A Meal On The Road
on April 30, 2012
Are you still hungry for landscape photography? Well remember that Greg Hocking will be conducting a course on Low Light Landscapes with the Shoot Workshops on the 6th of May - so you still have time to ring Shoot or go to their website and book yourself in. Greg is the business - he has won numerous awards and contracts for his landscape work and you could not do better than be instructed by him.
That said - here's my second installment of landscape photography advice, chiefly orientated to equipment choice rather than technique.
If I want bigger pictures or more detailed pictures than those available from my Fuji X-10 I need to grab a different outfit from the ready-use locker. I know that I will be wanting to see wide views, but there may be some small portions of the scene that reward me with mini-scapes or telling details - so I know I'll need a variety of focal lengths to cater for whatever presents itself.
I grab my Nikon D300, an 18-200 Nikon lens, and an 8-16 Sigma lens. In the pack there is also a Nikon SB700, a memory card wallet, a spare battery, and a cable release. Should I be fool enough to take the large equipment case there is room for some Honl flash filters, a mini torch, and a flask of gin.
Into the boot of the car goes the case, followed by my faithful old Tiltall tripod. The Tiltall has a three-way head as a permanent feature, as well as a great deal of weight and many sharp corners. The photos are steady but it is a dangerous machine.
My landscapes are reached by two means - Suzuki car and Shanks pony. As I get older I tend to favour the former over the latter, but it can be at the cost of missing out on the wilder or more scenic views. It does have the advantage of letting me carry the heavier gear in comfort. Should your journeys also involve Boeings or Beechcrafts you might have to consider paring equipment weight or bulk - or paying heavy freight costs.
What do I get for my effort? I get 13.5 megapixels spread over an APSC sensor. I get viewing angles ( in the old 35mm speak ) from 12mm to 300mm. I get a controllable fill flash in case the foreground will not cooperate. I get live view for dark scenes and an illuminated control panel for dead of night. I get matrix or spot metering built-in. My tripod allows me to correct the horizon before I tilt the camera up or down and if I want to do a panorama I can spin it on its vertical axis accurately.

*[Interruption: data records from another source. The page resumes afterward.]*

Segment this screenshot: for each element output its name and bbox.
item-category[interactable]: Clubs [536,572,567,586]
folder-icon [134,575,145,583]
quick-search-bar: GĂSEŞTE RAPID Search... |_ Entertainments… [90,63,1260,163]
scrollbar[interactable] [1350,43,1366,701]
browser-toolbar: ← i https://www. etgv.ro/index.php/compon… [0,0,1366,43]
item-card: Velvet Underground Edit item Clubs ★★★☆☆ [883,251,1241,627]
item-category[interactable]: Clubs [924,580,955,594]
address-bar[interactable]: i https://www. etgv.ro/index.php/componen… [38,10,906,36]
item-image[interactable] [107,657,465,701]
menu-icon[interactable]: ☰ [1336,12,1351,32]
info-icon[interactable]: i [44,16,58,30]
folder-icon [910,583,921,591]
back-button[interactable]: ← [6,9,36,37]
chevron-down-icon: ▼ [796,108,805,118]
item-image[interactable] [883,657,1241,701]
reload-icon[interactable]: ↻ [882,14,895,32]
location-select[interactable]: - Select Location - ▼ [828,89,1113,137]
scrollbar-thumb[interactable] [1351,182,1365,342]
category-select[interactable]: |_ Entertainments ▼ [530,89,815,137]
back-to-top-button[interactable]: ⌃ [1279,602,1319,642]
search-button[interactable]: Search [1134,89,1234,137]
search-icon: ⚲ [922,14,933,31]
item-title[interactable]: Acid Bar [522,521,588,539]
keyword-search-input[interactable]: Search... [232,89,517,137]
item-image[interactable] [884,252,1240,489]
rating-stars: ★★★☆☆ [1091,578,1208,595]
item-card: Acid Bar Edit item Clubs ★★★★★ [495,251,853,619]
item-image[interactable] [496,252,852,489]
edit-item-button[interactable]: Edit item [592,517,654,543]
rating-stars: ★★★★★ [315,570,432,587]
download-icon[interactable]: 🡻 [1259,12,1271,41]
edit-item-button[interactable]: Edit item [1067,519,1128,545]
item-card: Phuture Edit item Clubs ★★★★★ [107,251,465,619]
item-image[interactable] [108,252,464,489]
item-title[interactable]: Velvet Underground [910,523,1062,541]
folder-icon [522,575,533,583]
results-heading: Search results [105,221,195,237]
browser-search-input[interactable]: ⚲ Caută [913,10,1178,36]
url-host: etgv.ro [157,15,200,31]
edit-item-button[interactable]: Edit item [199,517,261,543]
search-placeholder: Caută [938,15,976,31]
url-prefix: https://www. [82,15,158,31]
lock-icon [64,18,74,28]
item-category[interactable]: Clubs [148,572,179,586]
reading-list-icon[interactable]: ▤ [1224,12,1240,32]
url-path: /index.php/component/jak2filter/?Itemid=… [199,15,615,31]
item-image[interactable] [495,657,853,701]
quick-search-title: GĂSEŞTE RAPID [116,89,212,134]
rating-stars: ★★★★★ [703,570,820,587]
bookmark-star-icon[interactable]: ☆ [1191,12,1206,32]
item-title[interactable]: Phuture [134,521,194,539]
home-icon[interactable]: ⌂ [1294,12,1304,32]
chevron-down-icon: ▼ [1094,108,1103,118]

My files come back all RAW, as do generally my knees and knuckles - remember that Tiltall - and I can cheerfully recover or imagine any sort of tone or exposure I want. I am happy to commit the finished files to either A2-sized prints or the waste bin, depending on whether I was really inspired out there at the seaside.
Can you do the same with your Nikon D3200, D5100, or D7000? Can you do it with your Canon 550D, 600D, or 7D? You certainly can. The same level of performance is available on a number of camera platforms, and if you know your landscapes you can even opt for single-focal length lenses for better low light performance. You might even be able to lighten the carrying load. At the end of the day it is better to be able to feel your legs.